Albertine & Germano Zullo

Bon, il est de toute façon nécessaire d’être bien quelque part. Quelque part ? Peut-être la combinaison d’un esprit, d’un corps, d’un clan et d’un foyer. L’agencement d’un tel lieu n’est pas toujours facile. Loin s’en faut. Le destin s’arroge la plus grande part, l’instinct patauge et le libre arbitre se montre aussi fragile qu’un flocon de neige. Le narcissisme, par ailleurs, n’a jamais été une vertu. Il tend, d’une manière tout à fait agaçante, à fabriquer quantité de petites divinités aussi creuses qu’incohérentes. On peut certes refaçonner les paysages, mais sachons également contempler la beauté des ruines, quand la nature se libère.

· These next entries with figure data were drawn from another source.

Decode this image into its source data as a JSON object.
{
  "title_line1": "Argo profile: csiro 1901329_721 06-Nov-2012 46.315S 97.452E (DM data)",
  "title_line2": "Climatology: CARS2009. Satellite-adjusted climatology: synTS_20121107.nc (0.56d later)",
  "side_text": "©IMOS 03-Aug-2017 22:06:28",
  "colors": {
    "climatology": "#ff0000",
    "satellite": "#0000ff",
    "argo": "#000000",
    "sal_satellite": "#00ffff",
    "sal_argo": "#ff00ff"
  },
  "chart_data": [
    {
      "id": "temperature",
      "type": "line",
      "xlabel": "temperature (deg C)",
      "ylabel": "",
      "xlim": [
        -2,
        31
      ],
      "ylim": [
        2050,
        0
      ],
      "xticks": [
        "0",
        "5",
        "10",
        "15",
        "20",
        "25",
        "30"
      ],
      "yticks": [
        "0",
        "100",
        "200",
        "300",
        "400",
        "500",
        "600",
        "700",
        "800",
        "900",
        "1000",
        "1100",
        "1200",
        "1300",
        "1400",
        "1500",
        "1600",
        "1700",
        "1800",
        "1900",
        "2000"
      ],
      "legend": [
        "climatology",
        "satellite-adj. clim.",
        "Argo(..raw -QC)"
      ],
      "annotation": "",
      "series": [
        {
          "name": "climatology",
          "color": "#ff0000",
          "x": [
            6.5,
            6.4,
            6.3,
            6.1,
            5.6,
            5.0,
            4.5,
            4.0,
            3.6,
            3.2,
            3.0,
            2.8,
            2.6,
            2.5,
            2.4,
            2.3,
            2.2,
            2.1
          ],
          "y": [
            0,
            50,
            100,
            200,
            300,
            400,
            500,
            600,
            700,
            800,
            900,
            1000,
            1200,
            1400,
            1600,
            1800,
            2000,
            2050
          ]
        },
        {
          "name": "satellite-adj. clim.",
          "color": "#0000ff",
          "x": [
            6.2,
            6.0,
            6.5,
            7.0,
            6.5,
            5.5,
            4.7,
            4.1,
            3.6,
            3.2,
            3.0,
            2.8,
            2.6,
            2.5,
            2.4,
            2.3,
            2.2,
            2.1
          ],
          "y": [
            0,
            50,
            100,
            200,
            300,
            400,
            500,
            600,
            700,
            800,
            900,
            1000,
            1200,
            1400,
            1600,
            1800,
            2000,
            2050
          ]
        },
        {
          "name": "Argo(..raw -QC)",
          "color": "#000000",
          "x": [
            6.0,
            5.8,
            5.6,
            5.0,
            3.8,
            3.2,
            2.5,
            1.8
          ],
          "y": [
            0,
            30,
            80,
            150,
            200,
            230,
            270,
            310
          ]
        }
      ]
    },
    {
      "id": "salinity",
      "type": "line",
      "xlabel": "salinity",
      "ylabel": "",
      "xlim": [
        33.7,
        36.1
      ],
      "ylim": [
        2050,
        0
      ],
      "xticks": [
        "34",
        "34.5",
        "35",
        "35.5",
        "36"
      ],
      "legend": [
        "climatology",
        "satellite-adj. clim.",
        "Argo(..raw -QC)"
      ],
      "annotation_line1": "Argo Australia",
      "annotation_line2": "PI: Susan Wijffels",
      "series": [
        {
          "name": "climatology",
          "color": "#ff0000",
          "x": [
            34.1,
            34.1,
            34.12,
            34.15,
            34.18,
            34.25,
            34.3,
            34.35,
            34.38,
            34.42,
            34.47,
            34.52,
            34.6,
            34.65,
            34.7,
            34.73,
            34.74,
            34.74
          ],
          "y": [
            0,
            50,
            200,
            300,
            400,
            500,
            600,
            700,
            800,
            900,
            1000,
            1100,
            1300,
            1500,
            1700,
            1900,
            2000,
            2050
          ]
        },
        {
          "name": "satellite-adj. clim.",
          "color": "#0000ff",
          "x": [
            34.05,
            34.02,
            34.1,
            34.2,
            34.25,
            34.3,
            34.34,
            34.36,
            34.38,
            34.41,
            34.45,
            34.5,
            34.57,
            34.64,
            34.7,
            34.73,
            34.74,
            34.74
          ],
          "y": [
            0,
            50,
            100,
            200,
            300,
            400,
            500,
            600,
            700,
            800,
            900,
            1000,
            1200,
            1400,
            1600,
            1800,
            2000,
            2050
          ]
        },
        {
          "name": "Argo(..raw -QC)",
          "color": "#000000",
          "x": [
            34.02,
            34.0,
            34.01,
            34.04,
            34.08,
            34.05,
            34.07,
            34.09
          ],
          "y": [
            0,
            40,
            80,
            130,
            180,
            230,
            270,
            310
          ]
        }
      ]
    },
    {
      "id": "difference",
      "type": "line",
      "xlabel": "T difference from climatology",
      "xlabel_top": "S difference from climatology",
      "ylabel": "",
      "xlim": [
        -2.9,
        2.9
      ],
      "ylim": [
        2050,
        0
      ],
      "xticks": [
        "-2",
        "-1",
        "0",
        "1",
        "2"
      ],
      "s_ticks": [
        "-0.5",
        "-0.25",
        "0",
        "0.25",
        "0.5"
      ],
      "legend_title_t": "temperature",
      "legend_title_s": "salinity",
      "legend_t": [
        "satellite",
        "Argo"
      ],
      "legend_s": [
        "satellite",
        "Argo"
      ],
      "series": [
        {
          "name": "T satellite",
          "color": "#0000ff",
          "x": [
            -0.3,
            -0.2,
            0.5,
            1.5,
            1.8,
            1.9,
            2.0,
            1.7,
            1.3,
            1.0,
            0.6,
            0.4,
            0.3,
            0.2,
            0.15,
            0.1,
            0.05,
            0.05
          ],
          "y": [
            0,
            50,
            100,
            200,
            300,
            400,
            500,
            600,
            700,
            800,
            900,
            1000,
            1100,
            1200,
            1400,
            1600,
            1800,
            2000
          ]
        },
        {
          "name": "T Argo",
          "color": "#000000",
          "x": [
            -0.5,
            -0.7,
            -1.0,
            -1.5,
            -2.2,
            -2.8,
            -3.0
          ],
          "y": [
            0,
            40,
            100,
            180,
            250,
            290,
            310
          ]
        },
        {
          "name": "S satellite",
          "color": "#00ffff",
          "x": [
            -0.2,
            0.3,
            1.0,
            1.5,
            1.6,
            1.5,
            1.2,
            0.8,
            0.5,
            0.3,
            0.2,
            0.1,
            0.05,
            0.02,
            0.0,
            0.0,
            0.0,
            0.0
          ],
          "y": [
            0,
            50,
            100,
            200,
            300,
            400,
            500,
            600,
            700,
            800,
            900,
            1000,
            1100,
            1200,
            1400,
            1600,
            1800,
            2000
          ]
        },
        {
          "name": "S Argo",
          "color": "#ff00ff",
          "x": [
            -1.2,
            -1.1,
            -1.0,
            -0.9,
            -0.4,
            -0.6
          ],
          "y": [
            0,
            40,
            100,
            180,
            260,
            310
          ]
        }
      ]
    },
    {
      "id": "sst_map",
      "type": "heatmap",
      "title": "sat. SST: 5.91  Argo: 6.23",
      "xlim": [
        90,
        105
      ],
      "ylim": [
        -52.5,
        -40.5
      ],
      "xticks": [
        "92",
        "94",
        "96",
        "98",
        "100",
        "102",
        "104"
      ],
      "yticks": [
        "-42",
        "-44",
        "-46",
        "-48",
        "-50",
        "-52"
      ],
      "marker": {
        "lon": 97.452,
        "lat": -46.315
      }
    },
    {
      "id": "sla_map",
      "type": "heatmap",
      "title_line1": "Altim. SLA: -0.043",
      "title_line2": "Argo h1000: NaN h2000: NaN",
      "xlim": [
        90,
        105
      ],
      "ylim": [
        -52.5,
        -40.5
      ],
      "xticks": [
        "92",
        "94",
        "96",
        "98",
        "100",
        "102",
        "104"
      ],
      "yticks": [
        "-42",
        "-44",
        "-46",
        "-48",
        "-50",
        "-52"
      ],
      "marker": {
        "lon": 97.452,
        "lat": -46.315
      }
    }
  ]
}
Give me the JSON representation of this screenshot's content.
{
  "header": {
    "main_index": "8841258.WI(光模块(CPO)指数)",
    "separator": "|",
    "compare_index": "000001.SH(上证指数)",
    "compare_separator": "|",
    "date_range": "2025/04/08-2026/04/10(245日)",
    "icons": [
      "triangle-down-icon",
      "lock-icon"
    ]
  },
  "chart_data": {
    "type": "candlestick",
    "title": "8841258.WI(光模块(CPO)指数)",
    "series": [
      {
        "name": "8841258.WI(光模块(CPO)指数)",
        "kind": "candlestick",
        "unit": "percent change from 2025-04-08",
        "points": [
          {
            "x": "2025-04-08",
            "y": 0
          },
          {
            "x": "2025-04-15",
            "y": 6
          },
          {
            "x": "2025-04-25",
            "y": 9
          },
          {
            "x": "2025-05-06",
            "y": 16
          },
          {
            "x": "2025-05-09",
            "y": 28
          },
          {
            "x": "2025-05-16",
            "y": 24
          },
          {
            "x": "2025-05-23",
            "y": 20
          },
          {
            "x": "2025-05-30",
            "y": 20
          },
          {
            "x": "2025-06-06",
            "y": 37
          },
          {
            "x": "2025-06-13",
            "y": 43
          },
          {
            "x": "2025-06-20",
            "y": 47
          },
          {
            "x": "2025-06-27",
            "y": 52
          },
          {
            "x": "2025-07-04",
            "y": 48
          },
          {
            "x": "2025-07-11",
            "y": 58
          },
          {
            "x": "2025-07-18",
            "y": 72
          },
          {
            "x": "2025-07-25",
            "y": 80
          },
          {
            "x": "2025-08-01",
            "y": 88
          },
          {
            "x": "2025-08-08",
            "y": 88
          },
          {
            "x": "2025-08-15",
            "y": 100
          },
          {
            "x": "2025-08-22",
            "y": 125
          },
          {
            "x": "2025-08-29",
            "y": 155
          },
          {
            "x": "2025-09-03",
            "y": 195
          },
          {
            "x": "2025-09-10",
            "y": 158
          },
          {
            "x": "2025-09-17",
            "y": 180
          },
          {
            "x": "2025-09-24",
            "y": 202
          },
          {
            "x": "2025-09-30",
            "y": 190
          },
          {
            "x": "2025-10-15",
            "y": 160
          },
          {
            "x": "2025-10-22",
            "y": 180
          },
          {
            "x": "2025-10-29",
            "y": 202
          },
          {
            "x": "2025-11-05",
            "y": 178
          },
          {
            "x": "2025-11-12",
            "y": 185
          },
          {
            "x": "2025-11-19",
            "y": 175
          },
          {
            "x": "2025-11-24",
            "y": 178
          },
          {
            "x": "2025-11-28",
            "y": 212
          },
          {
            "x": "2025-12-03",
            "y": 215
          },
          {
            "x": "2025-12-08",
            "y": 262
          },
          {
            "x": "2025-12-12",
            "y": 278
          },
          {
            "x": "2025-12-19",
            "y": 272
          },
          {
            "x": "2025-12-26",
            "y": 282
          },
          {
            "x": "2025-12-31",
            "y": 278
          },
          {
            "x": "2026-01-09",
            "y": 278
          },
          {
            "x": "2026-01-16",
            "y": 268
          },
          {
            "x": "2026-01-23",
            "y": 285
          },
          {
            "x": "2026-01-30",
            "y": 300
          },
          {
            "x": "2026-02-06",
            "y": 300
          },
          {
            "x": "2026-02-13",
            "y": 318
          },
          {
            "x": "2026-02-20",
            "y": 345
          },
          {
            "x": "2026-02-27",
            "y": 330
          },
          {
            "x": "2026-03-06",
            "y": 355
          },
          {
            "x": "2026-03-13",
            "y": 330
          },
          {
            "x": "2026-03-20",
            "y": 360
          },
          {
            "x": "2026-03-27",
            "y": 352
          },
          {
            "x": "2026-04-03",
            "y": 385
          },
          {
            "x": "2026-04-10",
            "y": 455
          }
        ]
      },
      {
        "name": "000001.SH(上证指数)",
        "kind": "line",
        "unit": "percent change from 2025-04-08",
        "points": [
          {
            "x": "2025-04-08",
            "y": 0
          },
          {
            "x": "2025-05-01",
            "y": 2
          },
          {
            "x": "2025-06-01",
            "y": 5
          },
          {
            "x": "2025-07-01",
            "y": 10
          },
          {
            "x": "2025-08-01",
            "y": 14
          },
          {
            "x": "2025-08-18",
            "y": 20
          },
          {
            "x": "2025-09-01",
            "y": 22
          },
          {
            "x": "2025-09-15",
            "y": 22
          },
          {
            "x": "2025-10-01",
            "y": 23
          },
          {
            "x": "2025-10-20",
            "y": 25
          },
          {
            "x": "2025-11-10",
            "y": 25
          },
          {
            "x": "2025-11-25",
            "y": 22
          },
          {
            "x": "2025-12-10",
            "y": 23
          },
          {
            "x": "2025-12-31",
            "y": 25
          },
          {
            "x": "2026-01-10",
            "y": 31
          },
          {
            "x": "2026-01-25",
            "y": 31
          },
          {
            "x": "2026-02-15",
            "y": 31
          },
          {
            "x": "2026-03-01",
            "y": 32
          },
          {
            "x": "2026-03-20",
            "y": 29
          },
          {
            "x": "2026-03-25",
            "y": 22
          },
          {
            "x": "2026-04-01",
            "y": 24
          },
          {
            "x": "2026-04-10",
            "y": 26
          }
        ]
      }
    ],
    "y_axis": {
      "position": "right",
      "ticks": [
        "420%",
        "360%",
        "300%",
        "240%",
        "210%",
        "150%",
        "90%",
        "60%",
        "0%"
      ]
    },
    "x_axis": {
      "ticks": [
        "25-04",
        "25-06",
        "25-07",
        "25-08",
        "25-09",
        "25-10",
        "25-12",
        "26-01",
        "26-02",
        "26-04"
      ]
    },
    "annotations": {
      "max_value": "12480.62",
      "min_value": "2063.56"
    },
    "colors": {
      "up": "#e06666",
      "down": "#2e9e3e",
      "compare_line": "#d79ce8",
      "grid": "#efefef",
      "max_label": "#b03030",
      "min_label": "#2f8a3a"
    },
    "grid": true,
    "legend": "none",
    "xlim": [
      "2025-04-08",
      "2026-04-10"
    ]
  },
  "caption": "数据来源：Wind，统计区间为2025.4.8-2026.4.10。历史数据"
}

La cathédrale Saint-Pierre est un lieu abouti. Une combinaison certifiée par l’usage et le temps. Elle n’a peut-être pas la réputation de la grotte de Lascaux, des constructions de Göbekli Tepe ou des pyramides d’Égypte, mais la première intervention humaine sur le site, un tumulus préhistorique, remonte tout de même à mille cent cinquante ans avant notre ère. Une zone de toute évidence vouée au sacré, du pouvoir transcendé au culte chrétien.

Genève fut une capitale burgonde et un important phare de la Réforme. Elle n’a jamais été le centre du monde, bien que certains la voudraient chantre de la Romandie. On reconnaîtrait ainsi le Genevois à son arrogance – un reflet plus ou moins adapté du parisianisme – et à son accent ; ah, cette prononciation du bout du lac, pesante et traînante, comme encore stupéfaite par l’effet du tsunami qui dévasta la cité au sixième siècle ! Genève compte aussi parmi ces villes où il est difficile de se perdre. Même le plus étourdi des touristes, dérouté par son guide, finira vite par retrouver le chemin de son hôtel ; si le lac est un aimant, il est également le plus confortable des repères.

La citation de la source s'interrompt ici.